Oracle and MySQL are still the most popular DBMS in the market according to many sources, e.g. this one here:

http://db-engines.com/en/ranking

Also, note that MySQL was the only half-way trustworthy free database in the market. The popularity of PostgreSQL has been on the rise only since a few years. So if "free" (as in beer) is what you're after, then MySQL was the only choice for a very long time. Once you build upon MySQL (or any DBMS), you don't switch easily...

Given that RebelLabs is not mainly focused on JRebel users (it's more of a general ZeroTurnaround content marketing platform), the target audience is certainly JRebel-friendly. So yes, the results are biased towards that sort of audience.


Hi, Oliver here (the report's author). Actually, we specifically stayed away from contacting JRebel users simply to avoid any additional bias. Our charity approach (each completed survey donated to a charity that brings video games to kids in hospitals) that we didn't need to promote it as heavily to our own contact. We spread the word successfully through contacting RebelLabs subscribers, VirtualJUG and London Java Community (LJC) members and individuals in the industry. That said, there are certainly some JRebel users in there, although we didn't ask specifically.
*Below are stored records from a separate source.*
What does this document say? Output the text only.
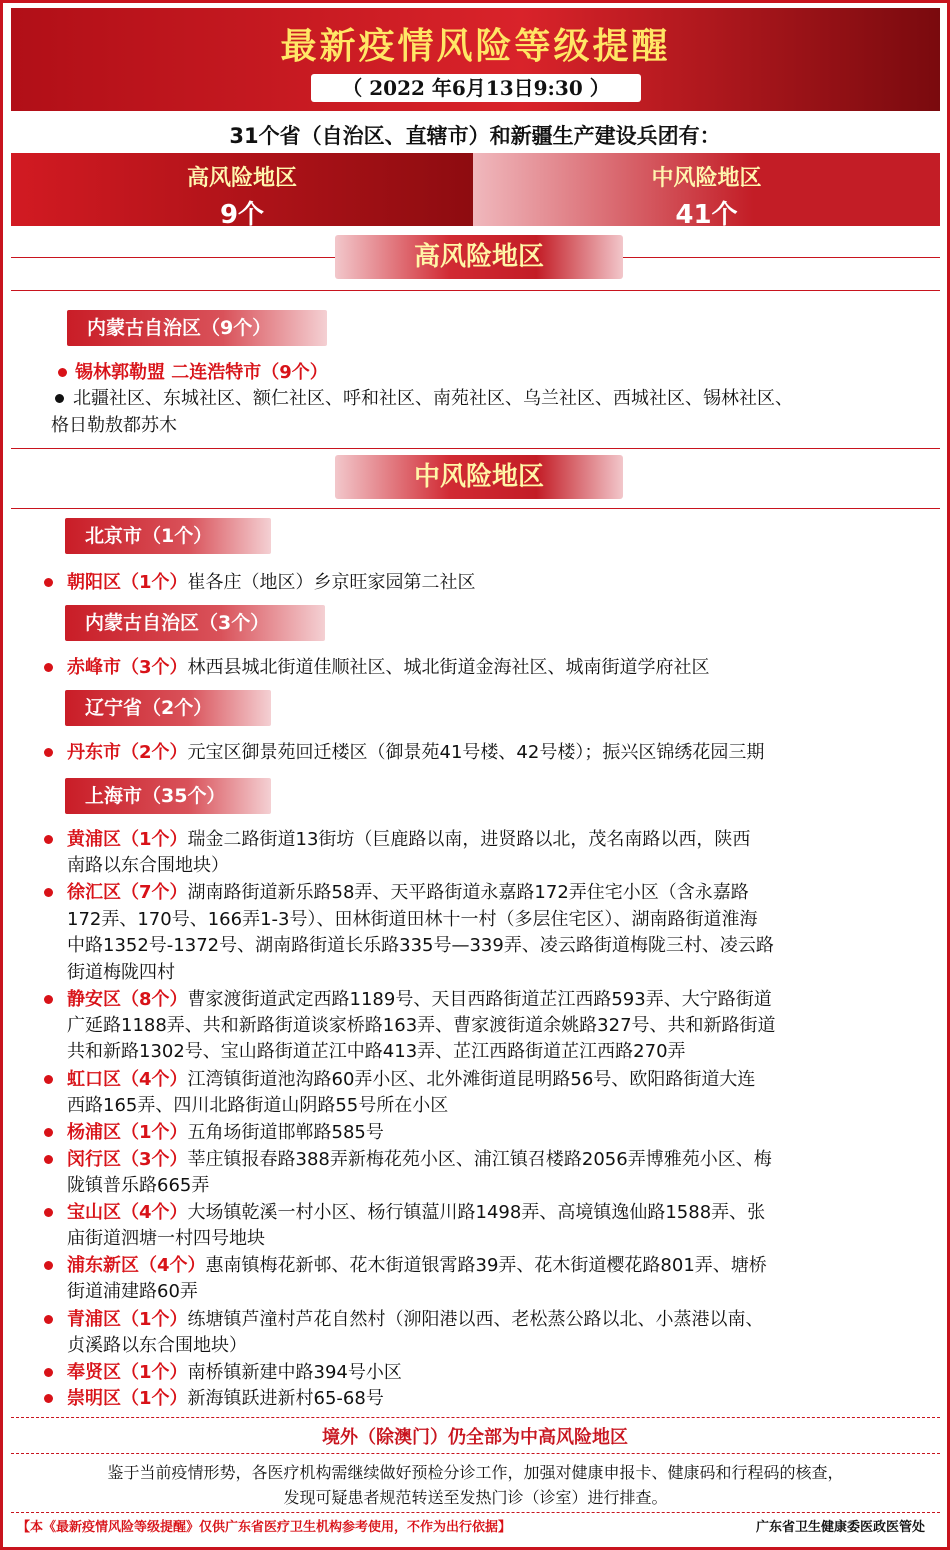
最新疫情风险等级提醒
（ 2022 年6月13日9:30 ）
31个省（自治区、直辖市）和新疆生产建设兵团有：
高风险地区
9个
中风险地区
41个
高风险地区
内蒙古自治区（9个）
锡林郭勒盟 二连浩特市（9个）
北疆社区、东城社区、额仁社区、呼和社区、南苑社区、乌兰社区、西城社区、锡林社区、
格日勒敖都苏木
中风险地区
北京市（1个）
朝阳区（1个）崔各庄（地区）乡京旺家园第二社区
内蒙古自治区（3个）
赤峰市（3个）林西县城北街道佳顺社区、城北街道金海社区、城南街道学府社区
辽宁省（2个）
丹东市（2个）元宝区御景苑回迁楼区（御景苑41号楼、42号楼）；振兴区锦绣花园三期
上海市（35个）
黄浦区（1个）瑞金二路街道13街坊（巨鹿路以南，进贤路以北，茂名南路以西，陕西
南路以东合围地块）
徐汇区（7个）湖南路街道新乐路58弄、天平路街道永嘉路172弄住宅小区（含永嘉路
172弄、170号、166弄1-3号）、田林街道田林十一村（多层住宅区）、湖南路街道淮海
中路1352号-1372号、湖南路街道长乐路335号—339弄、凌云路街道梅陇三村、凌云路
街道梅陇四村
静安区（8个）曹家渡街道武定西路1189号、天目西路街道芷江西路593弄、大宁路街道
广延路1188弄、共和新路街道谈家桥路163弄、曹家渡街道余姚路327号、共和新路街道
共和新路1302号、宝山路街道芷江中路413弄、芷江西路街道芷江西路270弄
虹口区（4个）江湾镇街道池沟路60弄小区、北外滩街道昆明路56号、欧阳路街道大连
西路165弄、四川北路街道山阴路55号所在小区
杨浦区（1个）五角场街道邯郸路585号
闵行区（3个）莘庄镇报春路388弄新梅花苑小区、浦江镇召楼路2056弄博雅苑小区、梅
陇镇普乐路665弄
宝山区（4个）大场镇乾溪一村小区、杨行镇蕰川路1498弄、高境镇逸仙路1588弄、张
庙街道泗塘一村四号地块
浦东新区（4个）惠南镇梅花新邨、花木街道银霄路39弄、花木街道樱花路801弄、塘桥
街道浦建路60弄
青浦区（1个）练塘镇芦潼村芦花自然村（泖阳港以西、老松蒸公路以北、小蒸港以南、
贞溪路以东合围地块）
奉贤区（1个）南桥镇新建中路394号小区
崇明区（1个）新海镇跃进新村65-68号
境外（除澳门）仍全部为中高风险地区
鉴于当前疫情形势，各医疗机构需继续做好预检分诊工作，加强对健康申报卡、健康码和行程码的核查，
发现可疑患者规范转送至发热门诊（诊室）进行排查。
【本《最新疫情风险等级提醒》仅供广东省医疗卫生机构参考使用，不作为出行依据】	广东省卫生健康委医政医管处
MySQL is the default sane choice for anything not 'big data' that was started before the year 2010 or so, and hasn't exactly disappeared since then.


Was there something wrong with PostgreSQL before 2010? We used it and I thought it was pretty great (still do) but maybe I'm missing something.


It was hard to install for shared hosting, so most aspiring developers became familiar with MySQL first, with resulting network effects.

The client was a bit harder to use (\x commands are harder to memorize than mysql's "SHOW TABLE" and felt sluggish in a local environment (something that's no longer the case AIUI)).

Replication was a third party addon at the time, and had a reputation for being hairy, though I don't have direct experience.


I wasn't using it, but it had a reputation for being slow and for the replication being considerably more broken than MySQL's -- apparently both of those have come a long way since.